Thursday, December 29, 2011

One Day - David Nicholls

It's 1988 and Dexter Mayhew and Emma Morley have only just met. But after only one day together, they cannot stop thinking about one another. Over twenty years, snapshots of that relationship are revealed on the same day — July 15th — of each year. Dex and Em face squabbles and fights, hopes and missed opportunities, laughter and tears. And as the true meaning of this one crucial day is revealed, they must come to grips with the nature of love and life itself.

I enjoyed parts of this book, but there were also parts I found rather... tiresome. In particular, Dexter's drunken exploits got old real fast, and it rapidly became incomprehensible why Emma would continue to have anything to do with him. I could see it if they'd already been friends forever when he started exhibiting signs of alcoholism, but I don't know. If I'd just met someone and they were pretty much drunk all the time, I'm just not sure I'd pursue the relationship very far. But who knows. Life does work in mysterious ways sometimes. And when there's chemistry, there's chemistry. Not much you can do about that.

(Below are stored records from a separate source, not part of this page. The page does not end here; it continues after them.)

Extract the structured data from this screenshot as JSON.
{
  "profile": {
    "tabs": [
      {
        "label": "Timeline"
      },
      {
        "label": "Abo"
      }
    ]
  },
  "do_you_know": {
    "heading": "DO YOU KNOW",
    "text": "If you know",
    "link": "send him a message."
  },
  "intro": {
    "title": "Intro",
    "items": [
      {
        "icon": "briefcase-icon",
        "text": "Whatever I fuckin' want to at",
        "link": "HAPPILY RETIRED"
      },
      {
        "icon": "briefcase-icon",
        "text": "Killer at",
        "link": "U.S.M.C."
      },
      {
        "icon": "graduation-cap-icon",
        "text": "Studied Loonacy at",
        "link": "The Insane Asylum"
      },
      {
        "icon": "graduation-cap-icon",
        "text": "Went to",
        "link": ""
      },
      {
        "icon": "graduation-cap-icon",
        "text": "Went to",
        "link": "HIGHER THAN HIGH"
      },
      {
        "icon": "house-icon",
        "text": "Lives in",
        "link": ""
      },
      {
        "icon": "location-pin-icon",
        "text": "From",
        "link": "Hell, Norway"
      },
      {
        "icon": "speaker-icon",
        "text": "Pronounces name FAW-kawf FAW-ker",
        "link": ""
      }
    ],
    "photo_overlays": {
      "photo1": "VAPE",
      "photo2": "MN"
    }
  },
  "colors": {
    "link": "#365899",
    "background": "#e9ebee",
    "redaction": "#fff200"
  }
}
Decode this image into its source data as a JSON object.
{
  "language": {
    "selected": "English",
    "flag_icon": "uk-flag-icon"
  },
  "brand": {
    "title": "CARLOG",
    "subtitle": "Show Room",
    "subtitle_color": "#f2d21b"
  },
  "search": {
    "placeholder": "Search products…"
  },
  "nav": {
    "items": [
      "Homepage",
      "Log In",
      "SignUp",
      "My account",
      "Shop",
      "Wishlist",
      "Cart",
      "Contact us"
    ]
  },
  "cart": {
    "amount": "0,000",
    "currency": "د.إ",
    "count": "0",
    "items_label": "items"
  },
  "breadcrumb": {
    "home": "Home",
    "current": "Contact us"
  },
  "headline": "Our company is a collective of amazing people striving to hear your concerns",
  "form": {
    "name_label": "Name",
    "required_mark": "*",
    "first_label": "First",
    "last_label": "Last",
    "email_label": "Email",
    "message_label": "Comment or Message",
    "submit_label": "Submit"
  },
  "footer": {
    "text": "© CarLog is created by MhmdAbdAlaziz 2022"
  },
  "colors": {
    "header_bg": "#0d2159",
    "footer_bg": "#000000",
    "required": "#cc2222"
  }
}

In any case, I feel I'm not really spoiling anything when I say that they do eventually get together, and I guess I was happy those two kids finally got themselves in sync, but then there was the ending. Oh my god.

*** Spoiler follows. ***

I hate it when authors just up and kill off a main character. I mean, sure, it's an effective endpoint for a story, but ugh. I just hate that it comes out of nowhere (even though I realize that yes, sometimes it does in real life, too). "Then one day she was hit by a truck and died." What? It just seems so lazy, like the author couldn't figure out how else to end the story. And as for the "true meaning of this one crucial day," if this one crucial day is supposed to be the day she dies, I kind of wish that they didn't happen to meet on that same day, exactly twenty years earlier. If the end point was supposed to be the big thing about that day, then the first day should have been just some random day sometime after they'd first met. To bookend their whole relationship so perfectly like that made it feel too much like everything was tied up with a neat little bow.

*** Spoiler concluded. You can read the rest. ***

So yeah. Hated the end, and didn't really get into the rest of it either (although the chapter on Emma's reactions to other people's babies was so exactly my own thoughts on the subject that I laughed aloud), but conceptually, this book was a neat idea. And Dexter did have his charming moments, in spite of it all. I've read worse.